ACS Omega, 2(11) 7482–7492 (2017)
Daniela Ciumac, Richard A. Campbell, Luke A. Clifton, Hai Xu∥ , Giovanna Fragneto, and Jian R. Lu
Different bacterial types and their living environments can lead to different saturations in the chains of their membrane lipids. Such structural differences may influence the efficacy of antibiotics that target bacterial membranes. In this work, the effects of acyl chain saturation on the binding of an antimicrobial peptide G4 have been examined as a function of the packing density of lipid monolayers by combining external reflection Fourier transform infrared (ER-FTIR) spectroscopy and neutron reflection (NR) measurements. Langmuir monolayers were formed from 1,2-dipalmitoyl-sn-glycero-3-phospho-(1′-rac-glycerol) (DPPG) and 1-palmitoyl-2-oleoyl-sn-glycero-3-phospho-(1′-rac-glycerol) (POPG), respectively, with the initial surface pressures controlled at 8 and 28 mN/m. A reduction in the order of the acyl chains associated with the increase in the layer thickness upon G4 binding was revealed from ER-FTIR spectroscopy, with peptide binding reaching equilibration faster in POPG than in DPPG monolayers.
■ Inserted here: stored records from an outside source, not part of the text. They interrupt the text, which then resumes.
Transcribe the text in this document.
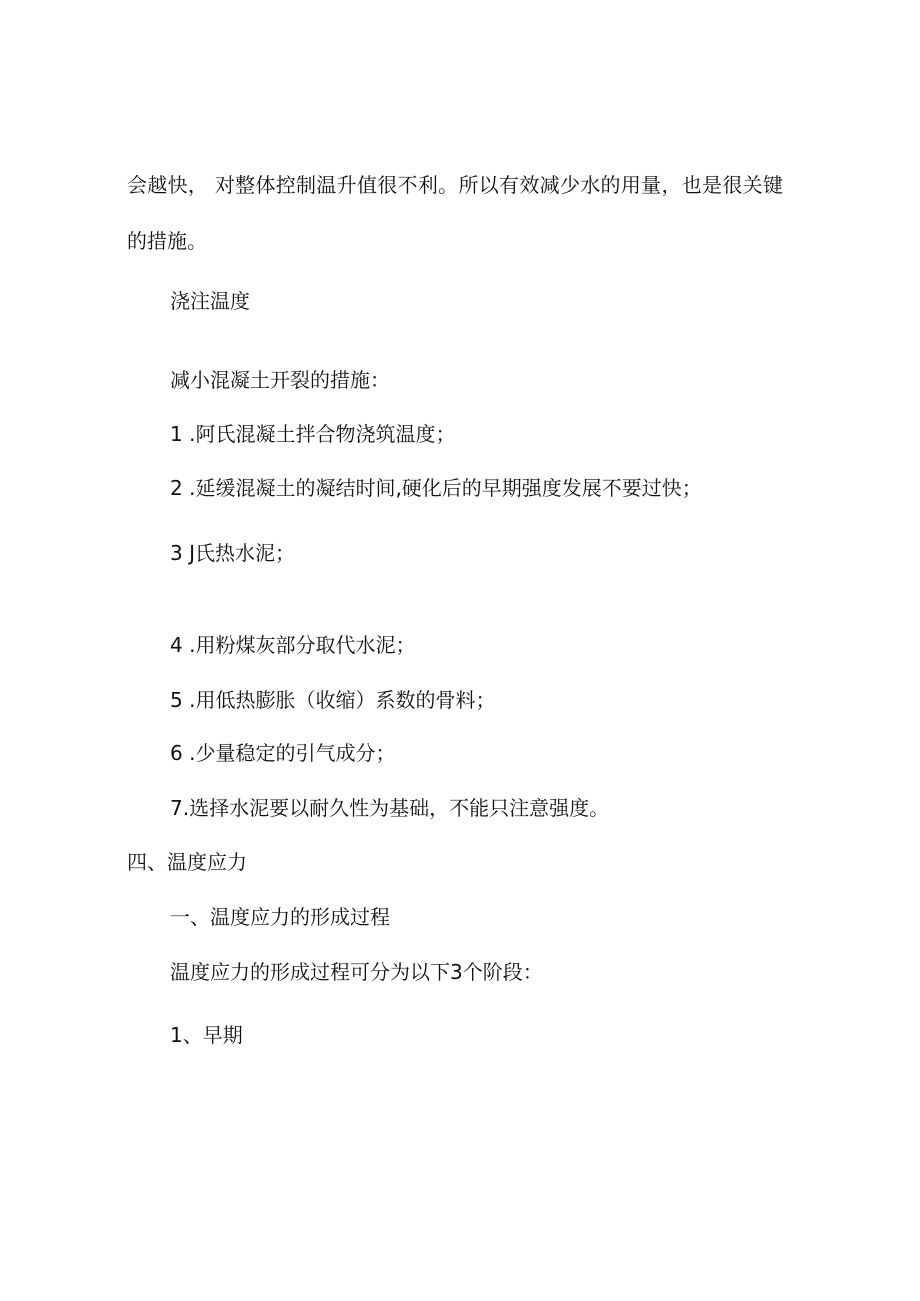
会越快， 对整体控制温升值很不利。所以有效减少水的用量，也是很关键
的措施。
浇注温度
减小混凝土开裂的措施：
1 .阿氏混凝土拌合物浇筑温度；
2 .延缓混凝土的凝结时间,硬化后的早期强度发展不要过快；
3 J氏热水泥；
4 .用粉煤灰部分取代水泥；
5 .用低热膨胀（收缩）系数的骨料；
6 .少量稳定的引气成分；
7.选择水泥要以耐久性为基础，不能只注意强度。
四、温度应力
一、温度应力的形成过程
温度应力的形成过程可分为以下3个阶段：
1、早期
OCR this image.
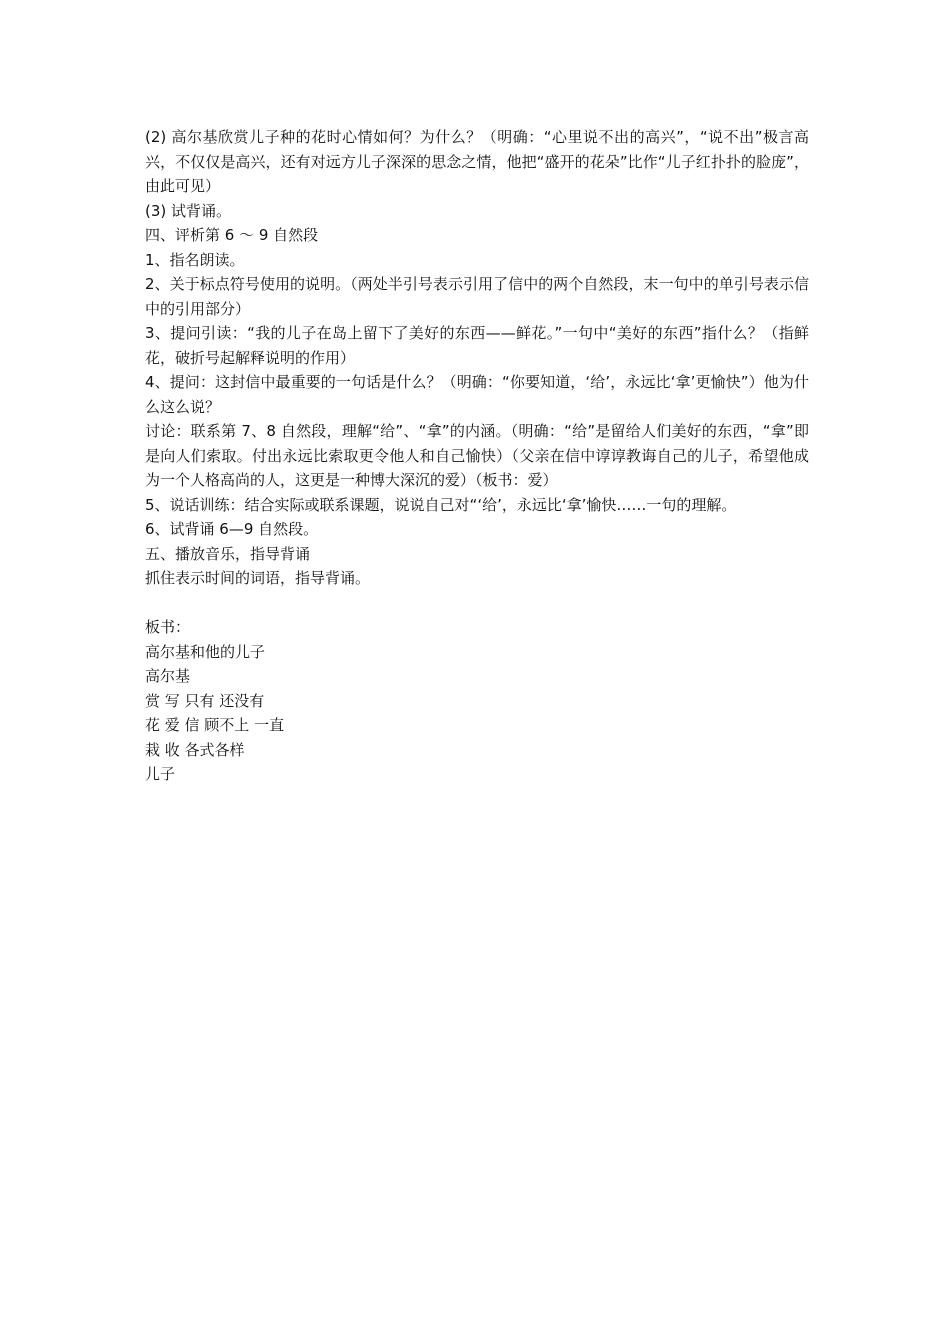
(2) 高尔基欣赏儿子种的花时心情如何？为什么？（明确：“心里说不出的高兴”，“说不出”极言高兴，不仅仅是高兴，还有对远方儿子深深的思念之情，他把“盛开的花朵”比作“儿子红扑扑的脸庞”，由此可见）
(3) 试背诵。
四、评析第 6 ～ 9 自然段
1、指名朗读。
2、关于标点符号使用的说明。（两处半引号表示引用了信中的两个自然段，末一句中的单引号表示信中的引用部分）
3、提问引读：“我的儿子在岛上留下了美好的东西——鲜花。”一句中“美好的东西”指什么？（指鲜花，破折号起解释说明的作用）
4、提问：这封信中最重要的一句话是什么？（明确：“你要知道，‘给’，永远比‘拿’更愉快”）他为什么这么说？
讨论：联系第 7、8 自然段，理解“给”、“拿”的内涵。（明确：“给”是留给人们美好的东西，“拿”即是向人们索取。付出永远比索取更令他人和自己愉快）（父亲在信中谆谆教诲自己的儿子，希望他成为一个人格高尚的人，这更是一种博大深沉的爱）（板书：爱）
5、说话训练：结合实际或联系课题，说说自己对“‘给’，永远比‘拿’愉快……一句的理解。
6、试背诵 6—9 自然段。
五、播放音乐，指导背诵
抓住表示时间的词语，指导背诵。
板书：
高尔基和他的儿子
高尔基
赏 写 只有 还没有
花 爱 信 顾不上 一直
栽 收 各式各样
儿子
Whereas the dynamic DPPG-binding process displayed a steady increase in the amide I band area, the POPG-binding process showed little change in the amide area after the initial period. The peptide amide I area from ER-FTIR spectroscopy could be linearly correlated with the adsorbed G4 amount from NR, irrespective of time, initial pressure, or chain saturation, with clearly more peptide incorporated into the DPPG monolayer. Furthermore, NR revealed that although the peptide was associated with both POPG and DPPG lipid monolayers, it was more extensively distributed in the latter, showing that acyl chain saturation clearly promoted peptide binding and structural disruption.